One year out of High School is an random age rule. There are already many cases (Lebron, Kobe, McGrady) were HS players have entered the league out of HS and preformed at a "doctorate" level.
The NBA wants the players to play a year in college because it is easier to get scouts to see them against better competition than attending High School events and to make them a National Name without investing and thing thus improving fan interest. It has nothing to do with if the kid is physically ready to play.
Ben Simmons playing at LSU didn't help him or improve his stock as he would have went #1 out of HS and did a year later. Why should he have to waste a year of earnings and risk a career injury if not for a random rule?
Why should they have to go to Med School at all, if they are good enough to be doctors? Med schools just gives them the ability to see their skill more easily and evaulate them in others ways. I'm sure there are some people out there that could be great doctors with just on the job training.
Its that way with almost any job out there. My job requires a 4 year Bachelor of Science degree or enough experience in a related field. I could have been trained to do the job without a degree just fine.
The NBA, like any company, can make rules about who they hire. Maybe when they allowed HS to go right to the NBA, they had a 25% success rate. Maybe they thought their success rate would be 50% if they required 1 year out of high school.
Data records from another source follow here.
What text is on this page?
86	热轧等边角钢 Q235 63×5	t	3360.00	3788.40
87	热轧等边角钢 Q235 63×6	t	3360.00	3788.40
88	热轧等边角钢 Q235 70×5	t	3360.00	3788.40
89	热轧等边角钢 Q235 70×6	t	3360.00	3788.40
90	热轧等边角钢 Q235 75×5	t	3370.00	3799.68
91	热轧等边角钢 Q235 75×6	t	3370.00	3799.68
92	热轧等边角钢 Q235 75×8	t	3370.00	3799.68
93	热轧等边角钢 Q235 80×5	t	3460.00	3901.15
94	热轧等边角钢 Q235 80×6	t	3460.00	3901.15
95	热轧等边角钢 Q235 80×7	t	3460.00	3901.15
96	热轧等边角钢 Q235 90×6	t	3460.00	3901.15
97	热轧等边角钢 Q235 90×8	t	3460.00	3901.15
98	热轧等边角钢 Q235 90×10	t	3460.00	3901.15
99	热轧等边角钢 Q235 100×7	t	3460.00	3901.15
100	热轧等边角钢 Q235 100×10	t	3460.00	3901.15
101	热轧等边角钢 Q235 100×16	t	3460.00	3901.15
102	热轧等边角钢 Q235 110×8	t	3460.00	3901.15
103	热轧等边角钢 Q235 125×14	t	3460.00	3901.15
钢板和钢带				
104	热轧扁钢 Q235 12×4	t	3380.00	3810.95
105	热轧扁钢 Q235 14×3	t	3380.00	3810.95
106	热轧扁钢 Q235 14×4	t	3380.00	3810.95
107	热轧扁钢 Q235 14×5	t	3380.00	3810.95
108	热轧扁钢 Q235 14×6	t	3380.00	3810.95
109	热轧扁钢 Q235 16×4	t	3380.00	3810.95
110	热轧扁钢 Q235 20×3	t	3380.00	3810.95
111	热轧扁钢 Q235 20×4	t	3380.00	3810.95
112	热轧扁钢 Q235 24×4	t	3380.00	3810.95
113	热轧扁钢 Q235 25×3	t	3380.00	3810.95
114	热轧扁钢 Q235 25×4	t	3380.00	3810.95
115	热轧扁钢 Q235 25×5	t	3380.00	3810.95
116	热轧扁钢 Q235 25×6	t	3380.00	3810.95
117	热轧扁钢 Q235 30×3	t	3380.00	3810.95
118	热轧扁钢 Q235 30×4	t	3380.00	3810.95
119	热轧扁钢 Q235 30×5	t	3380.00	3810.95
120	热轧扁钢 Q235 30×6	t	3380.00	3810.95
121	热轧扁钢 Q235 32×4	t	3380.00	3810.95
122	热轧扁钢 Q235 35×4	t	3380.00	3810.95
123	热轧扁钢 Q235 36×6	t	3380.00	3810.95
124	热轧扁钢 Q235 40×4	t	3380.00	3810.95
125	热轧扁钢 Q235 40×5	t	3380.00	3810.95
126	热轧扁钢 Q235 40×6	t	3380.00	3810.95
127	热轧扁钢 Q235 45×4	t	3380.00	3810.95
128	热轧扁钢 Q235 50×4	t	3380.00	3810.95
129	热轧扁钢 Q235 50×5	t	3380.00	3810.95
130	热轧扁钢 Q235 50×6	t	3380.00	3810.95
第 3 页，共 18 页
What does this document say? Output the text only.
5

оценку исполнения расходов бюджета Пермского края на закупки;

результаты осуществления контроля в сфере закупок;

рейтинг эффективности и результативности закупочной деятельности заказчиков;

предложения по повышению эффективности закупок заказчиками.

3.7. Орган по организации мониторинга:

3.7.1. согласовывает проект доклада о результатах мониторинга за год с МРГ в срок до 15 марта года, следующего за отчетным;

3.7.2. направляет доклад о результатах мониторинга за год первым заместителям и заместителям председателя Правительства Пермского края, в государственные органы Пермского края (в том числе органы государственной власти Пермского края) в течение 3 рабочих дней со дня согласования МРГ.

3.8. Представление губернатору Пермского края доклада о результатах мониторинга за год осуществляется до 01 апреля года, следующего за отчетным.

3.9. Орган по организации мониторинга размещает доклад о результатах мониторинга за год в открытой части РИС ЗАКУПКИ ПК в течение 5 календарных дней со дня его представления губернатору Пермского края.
I'm not saying that the NBA shouldn't allow athletes to go straight from HS to the NBA. I'm arguing that that is their decision to make. If they changed their mind and allowed HS kids to go pro directly, I would have zero issues with it.
Why aren't we pissed about the NFL 3 year rule? I'm sure there are a handful of players who could make the jump straight to the NFL out of HS, or after 1 or 2 years of college, yet no one bats an eye at that rule.